Segera Lunasi dan Berprilaku Sederhana
                Jika memang sudah berutang, yang harus dilakuka ialah segera melunasinya. Kalau memang belum punya uang untuk menggantinya, minimal berazam yang kuat sekali untuk tidak menunda-nunda pelunasan utang tersebut.
                Khawatir nantinya kita meninggal dan masing punya sangkutan utang kepada orang lain. Kita lihat hadits di atas, kalau syahid saja tidak diampuni dosa utangnya, apalagi kita yang bukan syahid?
                Khawatir juga akhirnya malah makan harta haram dan terbawa sampai mati jika si piutang tidak meridhainya:
“dan janganlah kalian memakan harta dengan bathil” (Al-Baqarah 188)
                Maka, ketika memang sudah berutang, tanamkan dalam diri untuk mengembalikannya segera, tidak menunda-nunda. Dan jangan sekali terbesit dalam diri untuk tidak melunasinya apalagi berdoa agar si pemberi utang lupa kalau ia telah memberi pinjaman sehingga tidak lagi ditagih.
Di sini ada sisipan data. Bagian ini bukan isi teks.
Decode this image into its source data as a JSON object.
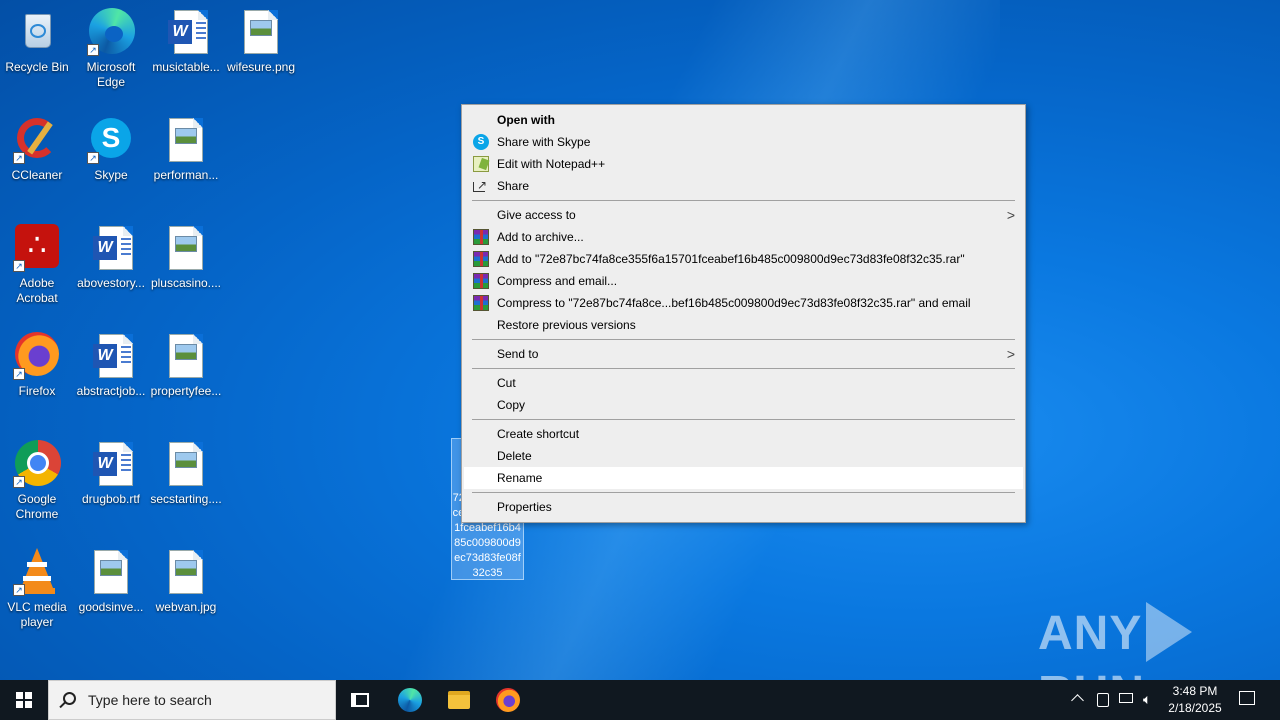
{
  "desktop": {
    "icons": [
      {
        "label": "Recycle Bin",
        "icon": "recycle-bin-icon"
      },
      {
        "label": "Microsoft Edge",
        "icon": "edge-icon"
      },
      {
        "label": "musictable...",
        "icon": "word-doc-icon"
      },
      {
        "label": "wifesure.png",
        "icon": "image-file-icon"
      },
      {
        "label": "CCleaner",
        "icon": "ccleaner-icon"
      },
      {
        "label": "Skype",
        "icon": "skype-icon"
      },
      {
        "label": "performan...",
        "icon": "image-file-icon"
      },
      {
        "label": "Adobe Acrobat",
        "icon": "acrobat-icon"
      },
      {
        "label": "abovestory...",
        "icon": "word-doc-icon"
      },
      {
        "label": "pluscasino....",
        "icon": "image-file-icon"
      },
      {
        "label": "Firefox",
        "icon": "firefox-icon"
      },
      {
        "label": "abstractjob...",
        "icon": "word-doc-icon"
      },
      {
        "label": "propertyfee...",
        "icon": "image-file-icon"
      },
      {
        "label": "Google Chrome",
        "icon": "chrome-icon"
      },
      {
        "label": "drugbob.rtf",
        "icon": "word-doc-icon"
      },
      {
        "label": "secstarting....",
        "icon": "image-file-icon"
      },
      {
        "label": "VLC media player",
        "icon": "vlc-icon"
      },
      {
        "label": "goodsinve...",
        "icon": "image-file-icon"
      },
      {
        "label": "webvan.jpg",
        "icon": "image-file-icon"
      }
    ],
    "selected_file_label": "72e87bc74fa8ce355f6a15701fceabef16b485c009800d9ec73d83fe08f32c35"
  },
  "context_menu": {
    "items": [
      {
        "label": "Open with",
        "icon": "",
        "bold": true
      },
      {
        "label": "Share with Skype",
        "icon": "skype-icon"
      },
      {
        "label": "Edit with Notepad++",
        "icon": "notepadpp-icon"
      },
      {
        "label": "Share",
        "icon": "share-icon"
      },
      {
        "label": "Give access to",
        "icon": "",
        "submenu": true
      },
      {
        "label": "Add to archive...",
        "icon": "winrar-icon"
      },
      {
        "label": "Add to \"72e87bc74fa8ce355f6a15701fceabef16b485c009800d9ec73d83fe08f32c35.rar\"",
        "icon": "winrar-icon"
      },
      {
        "label": "Compress and email...",
        "icon": "winrar-icon"
      },
      {
        "label": "Compress to \"72e87bc74fa8ce...bef16b485c009800d9ec73d83fe08f32c35.rar\" and email",
        "icon": "winrar-icon"
      },
      {
        "label": "Restore previous versions",
        "icon": ""
      },
      {
        "label": "Send to",
        "icon": "",
        "submenu": true
      },
      {
        "label": "Cut",
        "icon": ""
      },
      {
        "label": "Copy",
        "icon": ""
      },
      {
        "label": "Create shortcut",
        "icon": ""
      },
      {
        "label": "Delete",
        "icon": ""
      },
      {
        "label": "Rename",
        "icon": "",
        "highlighted": true
      },
      {
        "label": "Properties",
        "icon": ""
      }
    ],
    "submenu_arrow": ">"
  },
  "watermark": {
    "left": "ANY",
    "right": "RUN"
  },
  "taskbar": {
    "search_placeholder": "Type here to search",
    "time": "3:48 PM",
    "date": "2/18/2025",
    "tray_chevron": "^"
  }
}
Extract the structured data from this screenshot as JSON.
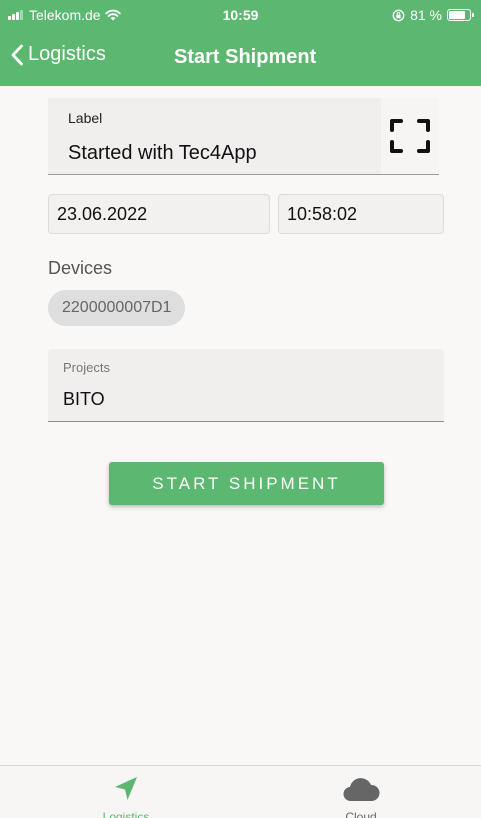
{
  "status_bar": {
    "carrier": "Telekom.de",
    "time": "10:59",
    "battery_text": "81 %",
    "battery_level": 0.81
  },
  "nav": {
    "back_label": "Logistics",
    "title": "Start Shipment"
  },
  "form": {
    "label_caption": "Label",
    "label_value": "Started with Tec4App",
    "date_value": "23.06.2022",
    "time_value": "10:58:02",
    "devices_label": "Devices",
    "device_chip": "2200000007D1",
    "projects_caption": "Projects",
    "projects_value": "BITO",
    "start_button": "START SHIPMENT"
  },
  "tabbar": {
    "tabs": [
      {
        "label": "Logistics",
        "icon": "navigation-arrow-icon",
        "active": true
      },
      {
        "label": "Cloud",
        "icon": "cloud-icon",
        "active": false
      }
    ]
  },
  "colors": {
    "accent": "#5cb870",
    "background": "#faf7f7"
  }
}
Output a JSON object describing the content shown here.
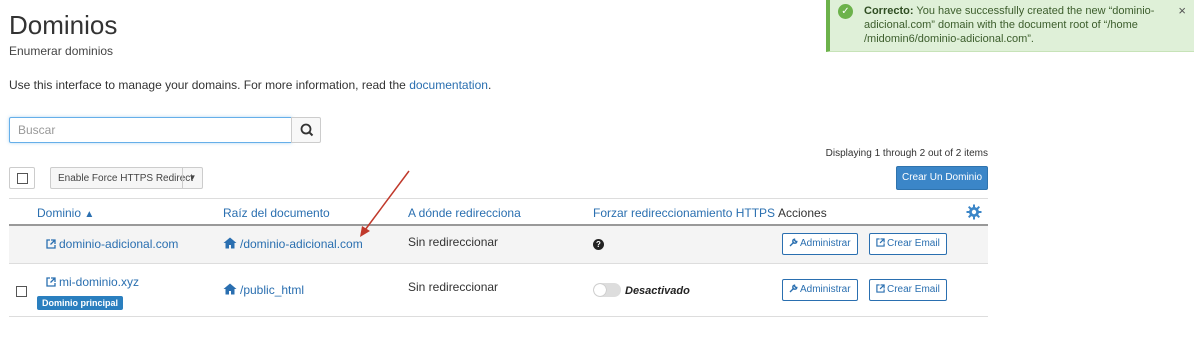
{
  "header": {
    "title": "Dominios",
    "subtitle": "Enumerar dominios"
  },
  "alert": {
    "strong": "Correcto:",
    "message": " You have successfully created the new “dominio-adicional.com” domain with the document root of “/home /midomin6/dominio-adicional.com”.",
    "close_label": "×",
    "type": "success",
    "color": "#dff0d8"
  },
  "intro": {
    "text": "Use this interface to manage your domains. For more information, read the ",
    "link": "documentation",
    "suffix": "."
  },
  "search": {
    "placeholder": "Buscar",
    "value": ""
  },
  "toolbar": {
    "https_redirect_label": "Enable Force HTTPS Redirect",
    "displaying": "Displaying 1 through 2 out of 2 items",
    "create_label": "Crear Un Dominio"
  },
  "table": {
    "columns": {
      "domain": "Dominio",
      "docroot": "Raíz del documento",
      "redirect": "A dónde redirecciona",
      "https": "Forzar redireccionamiento HTTPS",
      "actions": "Acciones"
    },
    "rows": [
      {
        "domain": "dominio-adicional.com",
        "docroot": "/dominio-adicional.com",
        "redirect": "Sin redireccionar",
        "https": "?",
        "manage": "Administrar",
        "email": "Crear Email"
      },
      {
        "domain": "mi-dominio.xyz",
        "badge": "Dominio principal",
        "docroot": "/public_html",
        "redirect": "Sin redireccionar",
        "https": "Desactivado",
        "https_enabled": false,
        "manage": "Administrar",
        "email": "Crear Email"
      }
    ]
  },
  "colors": {
    "accent": "#2a6fb0",
    "primary_button": "#3b86c8",
    "success": "#6cb24b",
    "annotation_arrow": "#c0392b"
  }
}
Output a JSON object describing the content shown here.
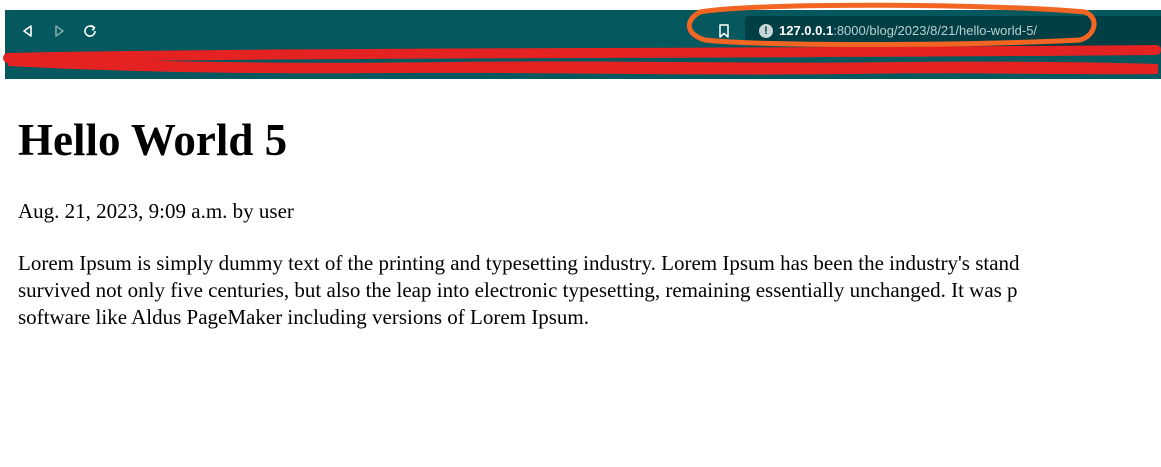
{
  "browser": {
    "url_host": "127.0.0.1",
    "url_path": ":8000/blog/2023/8/21/hello-world-5/",
    "info_icon": "info-icon",
    "chrome_color": "#04585e"
  },
  "post": {
    "title": "Hello World 5",
    "meta": "Aug. 21, 2023, 9:09 a.m. by user",
    "lines": [
      "Lorem Ipsum is simply dummy text of the printing and typesetting industry. Lorem Ipsum has been the industry's stand",
      "survived not only five centuries, but also the leap into electronic typesetting, remaining essentially unchanged. It was p",
      "software like Aldus PageMaker including versions of Lorem Ipsum."
    ]
  },
  "annotations": {
    "highlight_color": "#f26522",
    "redaction_color": "#e52222"
  }
}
                “tidaklah seseorang berutang dan Allah mengetahui bahwa ia ingin melunasinya, Allah akan melunasinya untuknya (menolongnya dalam pelunasan) di dunia” (HR An-Nasa’i)
                “siapa yang mengambil (meminjam) harta orang lain untuk dikembalikannya (melunasinya), Allah akan mengembalikannya untuknya (menolongnya dalam melunasi). Dan siapa yang mengambil harta orang lain untuk dirusaknya, niscaya Allah akan merusak orang tersebut” (HR Al-BUkhori)
                Maka, solusi yang paling tepat ialah hidup sesederhana mungkin tidak terlalu berlebihan dalam segala hal, karena sesuatu yang berlebihan dan dipaksakan pasti buruk dampaknya. Kalau memang masih bisa berusaha tanpa harus berutang tentu itu jauh lebih baik.
                Jadi bedakan antara kebutuhan hidup dan gaya hidup. Jangan sampai gaya hidup melebihi kebutuhan hidup dalam pembiayaannya.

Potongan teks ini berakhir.